Coccydynia refers to pain and tenderness originating from the coccyx. The coccyx is commonly referred to as the tailbone (Figure 1). It is a small curved V-shaped bone at the bottom of the spine (Figure 2). It is the final segment of the vertebral column comprising of two to four separate or fused vertebrae (lies below the sacrum).
The coccyx provides an important attachment for tendons, ligaments and muscles. Most doctors are not very familiar with the coccyx or its problems.
The coccyx has very little movement, excessive movement of the coccyx is abnormal. When sitting, the coccyx shifts forward and acts as a shock absorber (Figure 3). The coccyx bears more weight when the person is sitting and leaning backwards compared to when leaning forward.
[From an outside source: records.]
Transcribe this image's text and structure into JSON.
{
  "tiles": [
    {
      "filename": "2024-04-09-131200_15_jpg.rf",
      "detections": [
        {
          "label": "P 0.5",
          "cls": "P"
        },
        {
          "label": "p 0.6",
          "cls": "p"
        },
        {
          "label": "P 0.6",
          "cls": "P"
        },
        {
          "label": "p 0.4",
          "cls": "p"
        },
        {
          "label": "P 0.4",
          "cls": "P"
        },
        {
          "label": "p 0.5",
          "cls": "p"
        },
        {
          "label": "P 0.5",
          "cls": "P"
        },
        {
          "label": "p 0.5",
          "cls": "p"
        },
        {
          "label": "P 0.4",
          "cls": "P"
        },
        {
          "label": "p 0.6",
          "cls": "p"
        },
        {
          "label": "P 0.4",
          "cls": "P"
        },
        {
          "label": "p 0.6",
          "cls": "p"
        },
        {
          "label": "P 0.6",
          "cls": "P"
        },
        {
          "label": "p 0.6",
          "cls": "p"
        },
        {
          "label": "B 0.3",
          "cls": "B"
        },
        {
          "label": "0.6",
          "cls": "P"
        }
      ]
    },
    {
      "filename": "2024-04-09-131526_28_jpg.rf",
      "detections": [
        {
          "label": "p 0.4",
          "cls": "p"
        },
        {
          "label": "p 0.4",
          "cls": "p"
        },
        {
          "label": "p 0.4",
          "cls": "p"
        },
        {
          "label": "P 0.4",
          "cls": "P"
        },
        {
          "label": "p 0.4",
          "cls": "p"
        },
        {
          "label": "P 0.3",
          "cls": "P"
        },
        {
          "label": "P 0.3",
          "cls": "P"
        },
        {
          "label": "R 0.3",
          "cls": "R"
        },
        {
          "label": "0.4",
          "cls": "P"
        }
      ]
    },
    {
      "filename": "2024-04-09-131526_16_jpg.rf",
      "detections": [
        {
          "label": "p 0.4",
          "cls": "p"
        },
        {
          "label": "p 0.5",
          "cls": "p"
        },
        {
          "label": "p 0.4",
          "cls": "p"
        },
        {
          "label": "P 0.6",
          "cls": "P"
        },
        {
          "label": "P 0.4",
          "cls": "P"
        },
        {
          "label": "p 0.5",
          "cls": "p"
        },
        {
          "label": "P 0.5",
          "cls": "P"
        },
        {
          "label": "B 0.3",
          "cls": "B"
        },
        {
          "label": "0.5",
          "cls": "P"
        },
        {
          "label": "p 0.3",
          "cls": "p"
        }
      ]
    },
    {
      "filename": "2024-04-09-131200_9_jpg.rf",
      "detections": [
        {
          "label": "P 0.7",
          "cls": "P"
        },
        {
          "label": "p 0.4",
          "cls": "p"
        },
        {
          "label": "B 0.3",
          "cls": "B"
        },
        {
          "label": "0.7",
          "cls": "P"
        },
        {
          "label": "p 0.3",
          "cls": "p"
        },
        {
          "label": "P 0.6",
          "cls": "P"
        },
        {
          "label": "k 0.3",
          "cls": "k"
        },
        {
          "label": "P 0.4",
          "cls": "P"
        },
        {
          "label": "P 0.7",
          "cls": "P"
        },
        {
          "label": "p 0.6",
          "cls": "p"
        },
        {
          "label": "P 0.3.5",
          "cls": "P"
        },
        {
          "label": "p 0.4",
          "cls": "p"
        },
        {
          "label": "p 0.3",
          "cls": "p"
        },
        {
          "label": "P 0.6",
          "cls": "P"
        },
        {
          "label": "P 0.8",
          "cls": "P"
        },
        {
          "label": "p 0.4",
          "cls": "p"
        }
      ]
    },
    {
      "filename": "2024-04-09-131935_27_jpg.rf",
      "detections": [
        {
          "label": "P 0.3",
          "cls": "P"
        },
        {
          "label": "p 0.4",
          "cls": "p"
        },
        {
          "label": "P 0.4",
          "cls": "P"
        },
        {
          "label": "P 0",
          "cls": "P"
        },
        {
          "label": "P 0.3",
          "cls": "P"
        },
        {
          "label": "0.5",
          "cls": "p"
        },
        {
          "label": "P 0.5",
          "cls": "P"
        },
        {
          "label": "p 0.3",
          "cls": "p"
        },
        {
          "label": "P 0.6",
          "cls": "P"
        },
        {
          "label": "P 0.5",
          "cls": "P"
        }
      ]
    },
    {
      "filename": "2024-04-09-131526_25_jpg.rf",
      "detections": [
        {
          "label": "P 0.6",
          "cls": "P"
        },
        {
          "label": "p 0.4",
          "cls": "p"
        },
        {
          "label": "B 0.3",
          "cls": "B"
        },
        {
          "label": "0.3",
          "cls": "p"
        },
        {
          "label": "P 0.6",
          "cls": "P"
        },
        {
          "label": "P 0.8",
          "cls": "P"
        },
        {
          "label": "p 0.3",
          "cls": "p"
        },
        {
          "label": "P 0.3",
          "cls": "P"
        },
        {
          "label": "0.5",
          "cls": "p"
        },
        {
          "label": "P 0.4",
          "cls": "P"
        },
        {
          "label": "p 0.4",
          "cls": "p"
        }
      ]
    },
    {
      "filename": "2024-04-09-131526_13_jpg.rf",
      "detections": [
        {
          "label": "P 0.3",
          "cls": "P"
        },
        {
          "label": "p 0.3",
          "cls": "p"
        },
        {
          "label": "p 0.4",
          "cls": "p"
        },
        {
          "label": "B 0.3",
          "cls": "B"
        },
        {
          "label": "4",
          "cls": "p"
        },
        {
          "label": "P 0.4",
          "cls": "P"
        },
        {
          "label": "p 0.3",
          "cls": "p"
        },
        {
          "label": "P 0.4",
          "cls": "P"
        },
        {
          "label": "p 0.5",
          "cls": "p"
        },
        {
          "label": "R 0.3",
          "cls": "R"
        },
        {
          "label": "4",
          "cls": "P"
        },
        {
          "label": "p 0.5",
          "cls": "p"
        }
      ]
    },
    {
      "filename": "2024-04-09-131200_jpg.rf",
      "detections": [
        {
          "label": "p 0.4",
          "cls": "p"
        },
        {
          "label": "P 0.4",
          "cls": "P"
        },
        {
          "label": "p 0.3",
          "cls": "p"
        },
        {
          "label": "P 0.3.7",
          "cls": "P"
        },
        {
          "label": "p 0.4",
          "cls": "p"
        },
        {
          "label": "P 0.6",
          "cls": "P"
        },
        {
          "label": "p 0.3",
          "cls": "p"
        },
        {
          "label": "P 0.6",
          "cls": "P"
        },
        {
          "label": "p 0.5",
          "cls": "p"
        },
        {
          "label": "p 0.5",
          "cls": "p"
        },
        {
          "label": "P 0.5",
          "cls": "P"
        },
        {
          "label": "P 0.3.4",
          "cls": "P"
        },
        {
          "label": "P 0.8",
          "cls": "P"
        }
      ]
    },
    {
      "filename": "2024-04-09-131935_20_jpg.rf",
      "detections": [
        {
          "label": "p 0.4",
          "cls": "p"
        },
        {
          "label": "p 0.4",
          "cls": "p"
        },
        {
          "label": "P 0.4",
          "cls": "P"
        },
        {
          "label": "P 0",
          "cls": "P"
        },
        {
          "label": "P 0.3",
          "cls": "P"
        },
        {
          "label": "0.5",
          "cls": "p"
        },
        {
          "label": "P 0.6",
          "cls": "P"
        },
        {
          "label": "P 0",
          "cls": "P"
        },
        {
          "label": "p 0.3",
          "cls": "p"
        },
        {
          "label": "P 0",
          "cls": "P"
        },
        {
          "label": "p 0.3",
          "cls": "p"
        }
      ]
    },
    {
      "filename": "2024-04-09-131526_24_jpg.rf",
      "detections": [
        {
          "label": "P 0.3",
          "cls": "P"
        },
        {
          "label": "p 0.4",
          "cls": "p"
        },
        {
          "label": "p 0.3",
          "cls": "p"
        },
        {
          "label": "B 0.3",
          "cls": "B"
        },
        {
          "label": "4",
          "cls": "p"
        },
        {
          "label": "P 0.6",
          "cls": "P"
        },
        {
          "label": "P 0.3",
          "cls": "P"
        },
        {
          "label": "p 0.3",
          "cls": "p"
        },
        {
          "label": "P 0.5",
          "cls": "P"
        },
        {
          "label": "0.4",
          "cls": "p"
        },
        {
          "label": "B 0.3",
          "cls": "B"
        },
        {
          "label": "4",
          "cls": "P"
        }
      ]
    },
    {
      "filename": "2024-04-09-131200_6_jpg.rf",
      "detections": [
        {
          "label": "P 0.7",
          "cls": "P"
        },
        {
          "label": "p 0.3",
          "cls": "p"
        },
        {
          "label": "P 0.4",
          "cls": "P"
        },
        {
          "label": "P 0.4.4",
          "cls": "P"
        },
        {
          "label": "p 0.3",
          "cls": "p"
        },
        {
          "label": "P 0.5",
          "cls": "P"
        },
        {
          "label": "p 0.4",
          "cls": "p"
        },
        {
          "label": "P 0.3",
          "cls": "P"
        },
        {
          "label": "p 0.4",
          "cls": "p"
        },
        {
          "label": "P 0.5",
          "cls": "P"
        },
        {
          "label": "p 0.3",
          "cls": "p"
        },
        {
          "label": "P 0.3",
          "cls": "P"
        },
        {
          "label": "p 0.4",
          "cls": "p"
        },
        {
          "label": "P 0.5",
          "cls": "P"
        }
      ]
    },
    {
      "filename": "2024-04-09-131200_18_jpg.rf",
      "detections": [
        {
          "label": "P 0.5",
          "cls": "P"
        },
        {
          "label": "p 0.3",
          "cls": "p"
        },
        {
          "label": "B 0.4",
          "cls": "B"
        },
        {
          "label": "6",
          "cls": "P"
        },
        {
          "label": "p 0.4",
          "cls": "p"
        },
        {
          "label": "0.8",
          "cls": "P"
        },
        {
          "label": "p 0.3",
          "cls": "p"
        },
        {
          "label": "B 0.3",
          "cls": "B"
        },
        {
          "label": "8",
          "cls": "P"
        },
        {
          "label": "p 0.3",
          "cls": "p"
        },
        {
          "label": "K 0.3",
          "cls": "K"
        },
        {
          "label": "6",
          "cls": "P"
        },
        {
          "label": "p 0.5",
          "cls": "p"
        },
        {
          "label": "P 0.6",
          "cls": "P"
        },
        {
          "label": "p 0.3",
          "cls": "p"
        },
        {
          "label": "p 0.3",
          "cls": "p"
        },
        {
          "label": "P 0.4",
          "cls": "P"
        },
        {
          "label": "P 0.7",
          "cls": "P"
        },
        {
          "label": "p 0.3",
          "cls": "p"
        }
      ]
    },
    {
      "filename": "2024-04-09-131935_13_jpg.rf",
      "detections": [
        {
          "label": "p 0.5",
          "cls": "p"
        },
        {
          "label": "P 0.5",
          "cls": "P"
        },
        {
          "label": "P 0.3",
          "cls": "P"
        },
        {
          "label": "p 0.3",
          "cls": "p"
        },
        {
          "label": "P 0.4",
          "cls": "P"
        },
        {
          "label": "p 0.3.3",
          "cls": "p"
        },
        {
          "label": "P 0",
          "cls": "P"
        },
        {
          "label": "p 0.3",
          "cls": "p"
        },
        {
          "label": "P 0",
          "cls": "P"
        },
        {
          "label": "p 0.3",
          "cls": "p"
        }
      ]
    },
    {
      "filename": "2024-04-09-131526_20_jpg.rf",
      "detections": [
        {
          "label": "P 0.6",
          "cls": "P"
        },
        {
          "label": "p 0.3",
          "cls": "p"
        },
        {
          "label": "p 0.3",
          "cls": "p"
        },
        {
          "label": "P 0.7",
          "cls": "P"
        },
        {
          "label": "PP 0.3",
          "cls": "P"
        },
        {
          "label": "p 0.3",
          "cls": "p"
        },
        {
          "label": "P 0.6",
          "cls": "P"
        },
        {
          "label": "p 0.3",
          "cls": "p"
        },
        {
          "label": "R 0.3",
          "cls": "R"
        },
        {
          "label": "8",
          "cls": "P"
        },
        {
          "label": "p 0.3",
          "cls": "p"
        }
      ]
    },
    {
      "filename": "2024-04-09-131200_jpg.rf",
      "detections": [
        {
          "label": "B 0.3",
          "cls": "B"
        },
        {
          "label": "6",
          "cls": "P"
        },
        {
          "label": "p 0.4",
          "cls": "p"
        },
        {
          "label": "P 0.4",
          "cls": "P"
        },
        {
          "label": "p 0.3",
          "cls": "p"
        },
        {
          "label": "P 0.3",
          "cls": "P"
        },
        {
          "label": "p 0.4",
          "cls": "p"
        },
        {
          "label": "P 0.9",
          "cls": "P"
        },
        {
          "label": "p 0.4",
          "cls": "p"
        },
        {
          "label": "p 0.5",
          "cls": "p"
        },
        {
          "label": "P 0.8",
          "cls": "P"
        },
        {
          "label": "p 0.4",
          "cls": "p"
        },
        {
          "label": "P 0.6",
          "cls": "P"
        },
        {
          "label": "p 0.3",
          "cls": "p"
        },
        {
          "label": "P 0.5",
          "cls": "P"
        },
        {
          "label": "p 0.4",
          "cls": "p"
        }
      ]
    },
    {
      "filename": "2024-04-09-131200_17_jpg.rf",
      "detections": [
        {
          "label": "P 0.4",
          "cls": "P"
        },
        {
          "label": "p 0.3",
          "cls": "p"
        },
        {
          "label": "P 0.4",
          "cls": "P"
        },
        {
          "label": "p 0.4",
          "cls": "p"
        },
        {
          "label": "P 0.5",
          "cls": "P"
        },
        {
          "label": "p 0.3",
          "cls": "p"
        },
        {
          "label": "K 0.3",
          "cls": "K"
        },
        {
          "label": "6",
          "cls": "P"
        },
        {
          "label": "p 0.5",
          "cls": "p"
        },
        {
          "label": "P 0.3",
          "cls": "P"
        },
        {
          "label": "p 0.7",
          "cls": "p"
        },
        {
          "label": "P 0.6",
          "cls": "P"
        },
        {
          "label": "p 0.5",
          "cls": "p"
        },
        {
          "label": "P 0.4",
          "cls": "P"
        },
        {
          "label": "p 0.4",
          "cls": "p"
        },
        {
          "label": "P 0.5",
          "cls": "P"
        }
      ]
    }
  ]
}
Routine lumbosacral spine x-rays and MRI will not show the coccyx. If you want to view the coccyx, order coccyx views or MRI (Figure 4). Dynamic views of the coccyx, while the patient is sitting and leaning backwards is needed for imaging the coccyx. These x-rays should then be compared to films with patient standing or lying on their side. Imaging of the coccyx is always difficult and the x-rays, that are obtained, will be unclear. Some of the obstructing factors are bowels, obesity, and clothing artifacts.
Coccydynia Pain Symptoms:
Dull aching pain symptoms are associated with coccydynia. The pain becomes sharp during siting or when getting up from sitting, pain originating in the middle just above the anus, pain improves while leaning forward or to the side, and local tenderness over the area. Pain will increased during sex, defecation and menstruating.
The most frequent causes of coccyx pain are falling on the buttocks or backwards (Figure 5), fracture or dislocation due to trauma or injury, malignancy, infection, pregnancy or labor and idiopathic. Falling on the tailbone can lead to coccygeal pain, known as coccydynia, resulting in chronic inflammation of the sacrococcygeal joint. Dislocation of the coccyx occurs when there is a separation of the coccyx from the sacrum. Coccyx pain can also result from a tumor (chordoma), this needs to be ruled out.
To diagnose coccydynia, doctors will perform a thorough history and physical examination. During the examination, the doctor will inspect and palpate the area to identify pain/tenderness and any abnormal masses or abscesses. In addition, x-rays, CT scans or MRI's may be taken to confirm the diagnosis and to rule out other possible pathology.
Published types of coccyx injuries:
Types of coccyx injuries include anterior dislocation, posterior dislocation, anterior angulation, hooked coccyx (Figure 6). In addition to hooking and dislocation causing pain, there may be a side bend deformity causing the coccyx to be angled sharply. This side bend deformity is usually to the left (Figure 7).
Dural tension causing sacrococcygeal syndrome, low back pain and other symptoms is a non-proven theory. Curving of the coccyx causes an increase in dural tension. Coccygeal extension relieves tension and back pain.
Coccydynia can usually be treated conservatively. This treatment may include manipulation, therapy, cushion for sitting (doughnut, balloon, etc.) (Figure 8), injections, ultrasound, anti-inflammatory medications and surgery (as a last resort).
Surgical Treatment of Coccyx Injury:
A surgeon will begin by making an incision to expose the coccyx. Next, the muscles inserted into the coccyx have to be detached. The unstable part of the coccyx is then removed. The wound will then be irrigated and closed (Figure 9).